Detroit-based artist Jesse Kassel has been selected to create the work, which will be at the Detroit toll plaza.
"We're having the mural depict our history," Deborah Buckson, the tunnel company's director of administrative services said in an interview with CBC News.
"It'll have a tunnel view, with an old car heading through the tunnel, a 1930s Studebaker will be going in and there will be a futuristic car coming towards us, almost like a hovercraft," she said.
The mural is expected to be completed by mid-November.
With almost 10,000 vehicles making the crossing every day, the tunnel is still a workhorse, even though it would be old enough to collect a pension, if it were a person.
In 1930, about 600 labourers with pickaxes and shovels tunneled out the dirt underneath the Detroit River.
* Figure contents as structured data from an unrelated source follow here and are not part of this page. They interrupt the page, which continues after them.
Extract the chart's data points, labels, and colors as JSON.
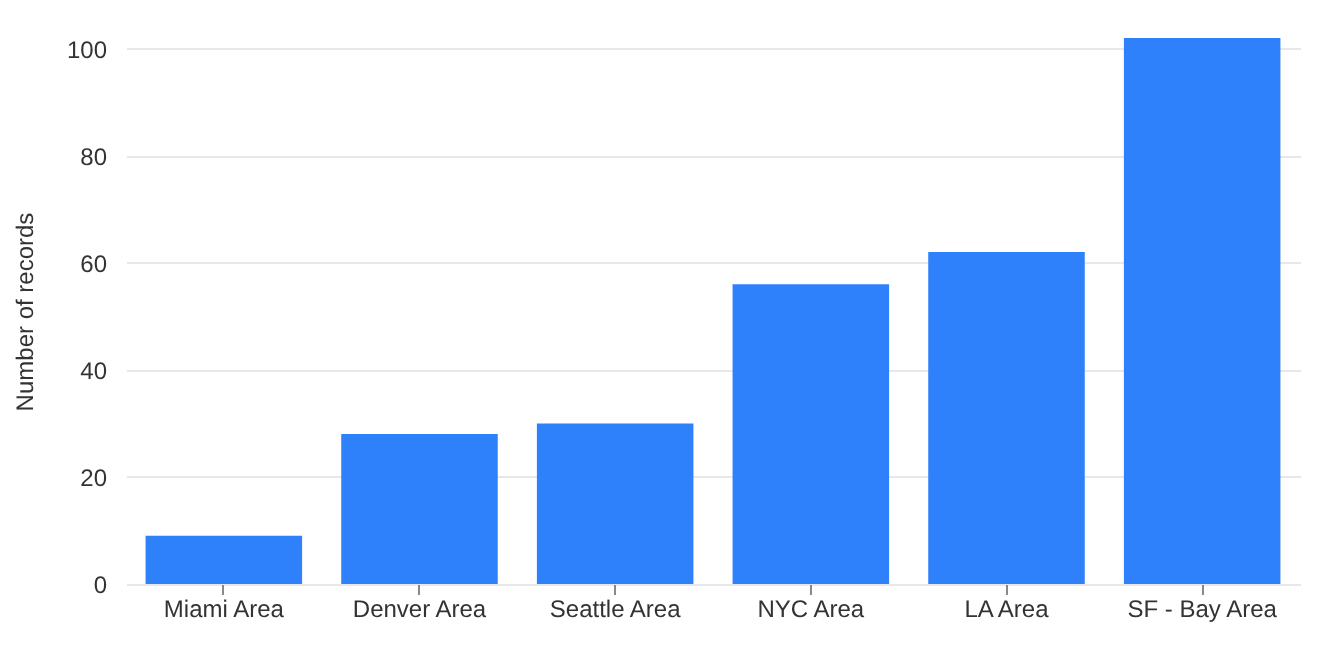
{
  "chart_data": {
    "type": "bar",
    "ylabel": "Number of records",
    "categories": [
      "Miami Area",
      "Denver Area",
      "Seattle Area",
      "NYC Area",
      "LA Area",
      "SF - Bay Area"
    ],
    "values": [
      9,
      28,
      30,
      56,
      62,
      102
    ],
    "color": "#2f80fb",
    "ylim": [
      0,
      102
    ],
    "yticks": [
      0,
      20,
      40,
      60,
      80,
      100
    ],
    "grid": "y"
  }
}
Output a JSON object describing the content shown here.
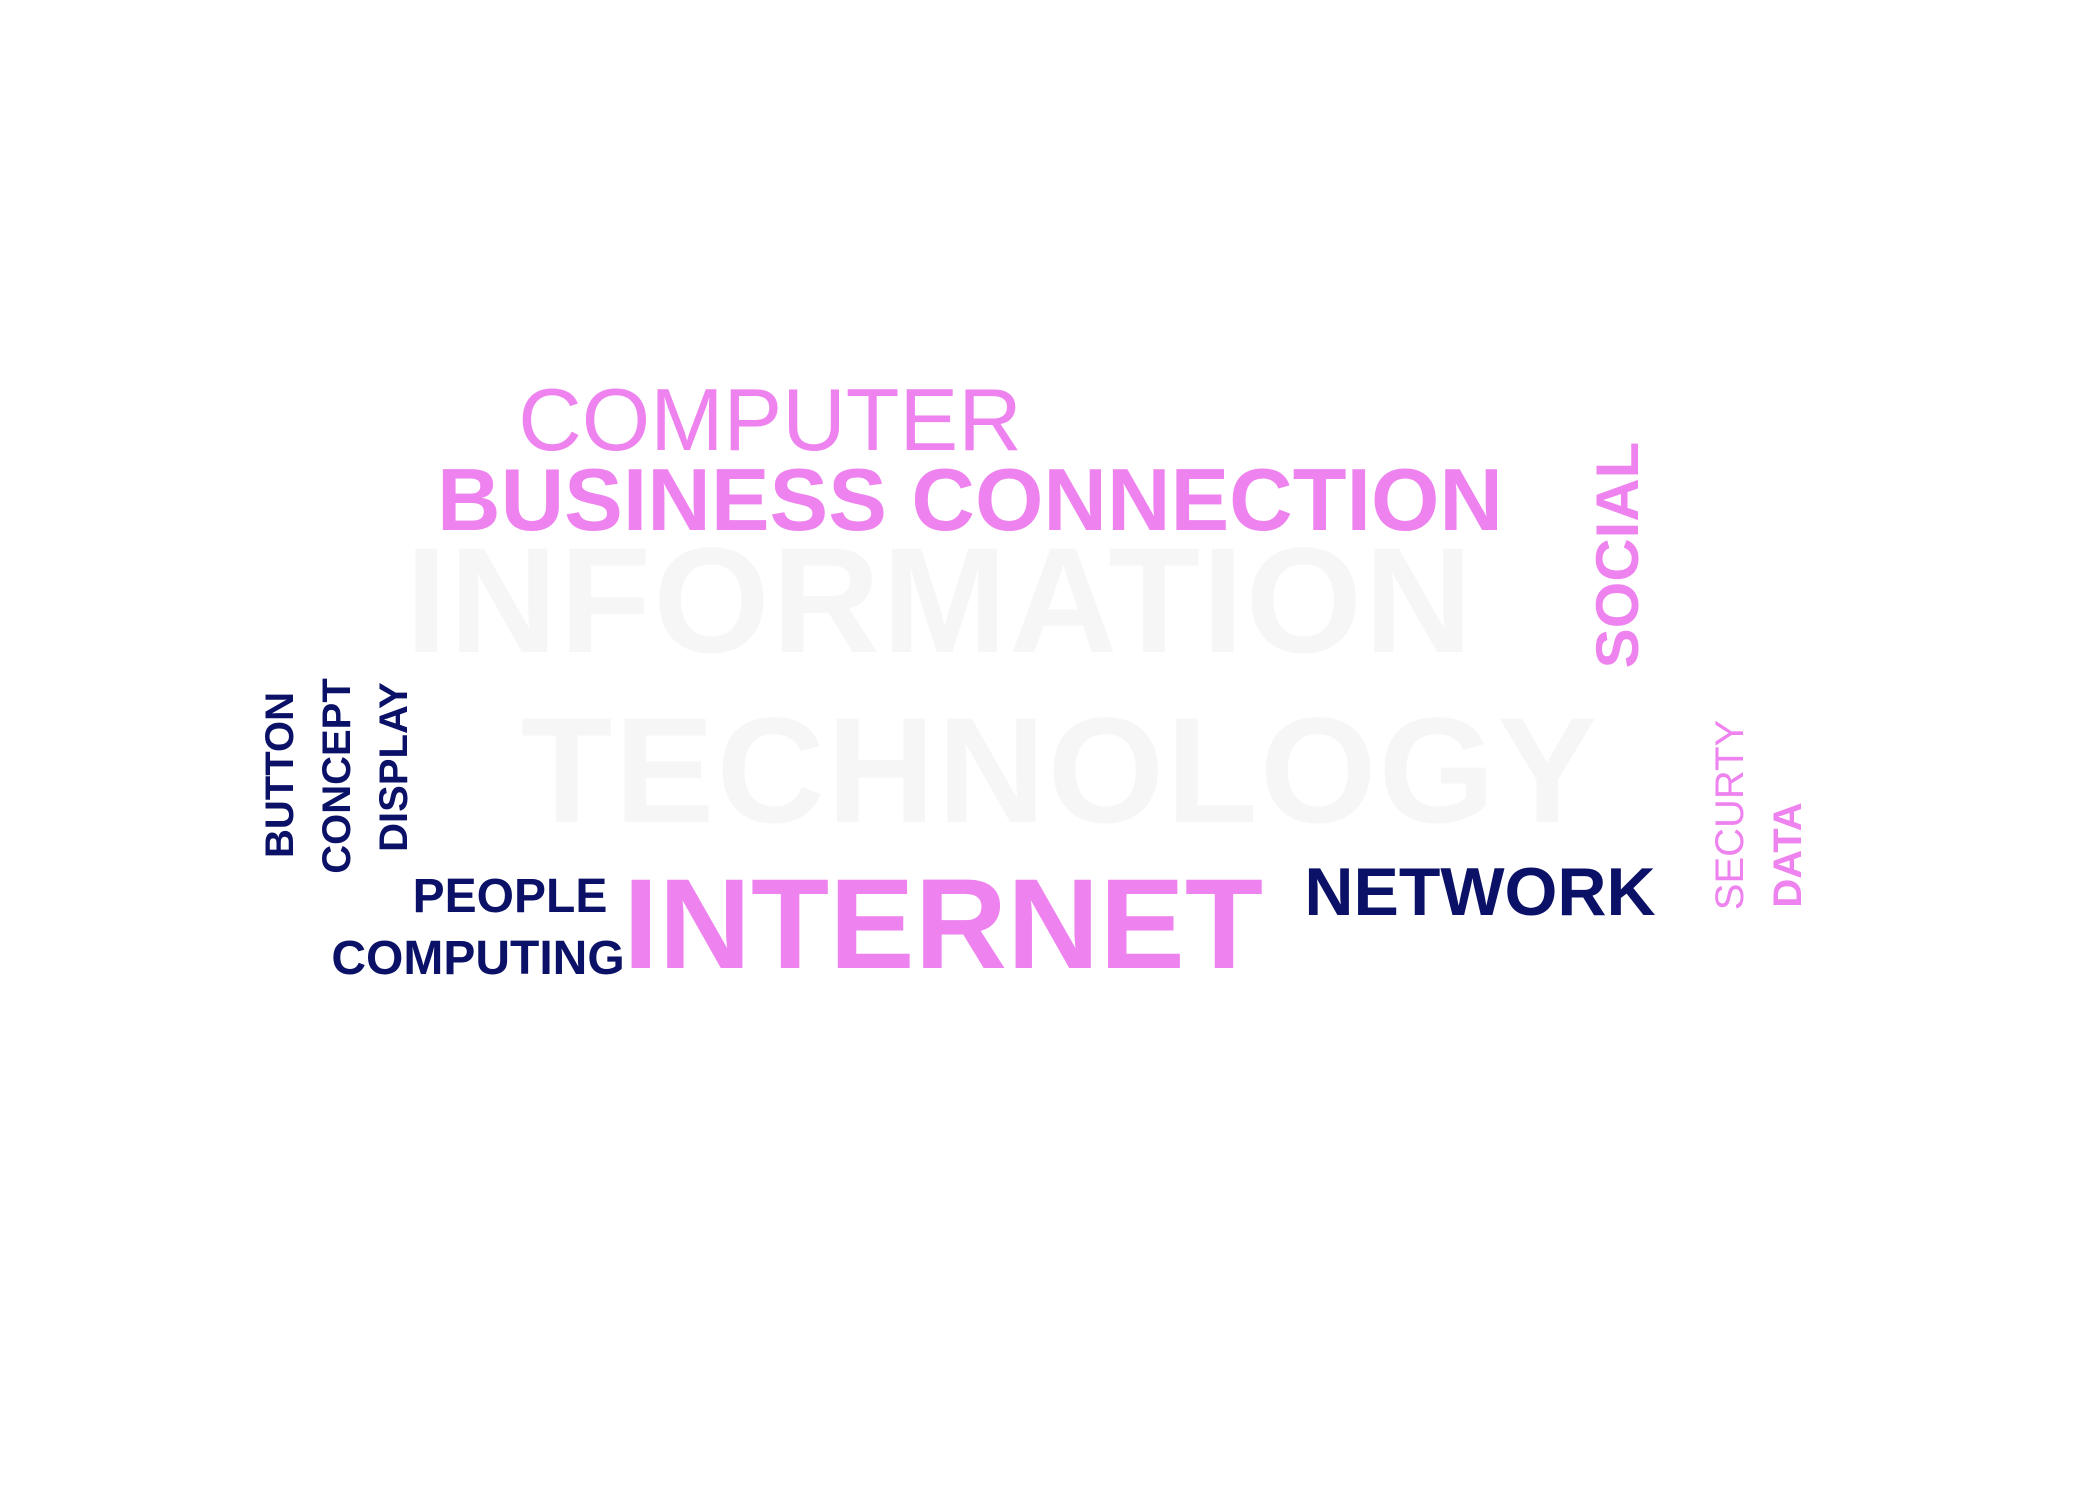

The $23-million US project was completed in two years.
Neil Belitsky, the tunnel company's president, said the Windsor-Detroit tunnel is the only underwater, automotive roadway linking two countries in the entire world.
"If the tunnel was built today, it'd be an engineering marvel," Belitsky said. "You wouldn't get your permits in two years, let alone complete construction in that amount of time."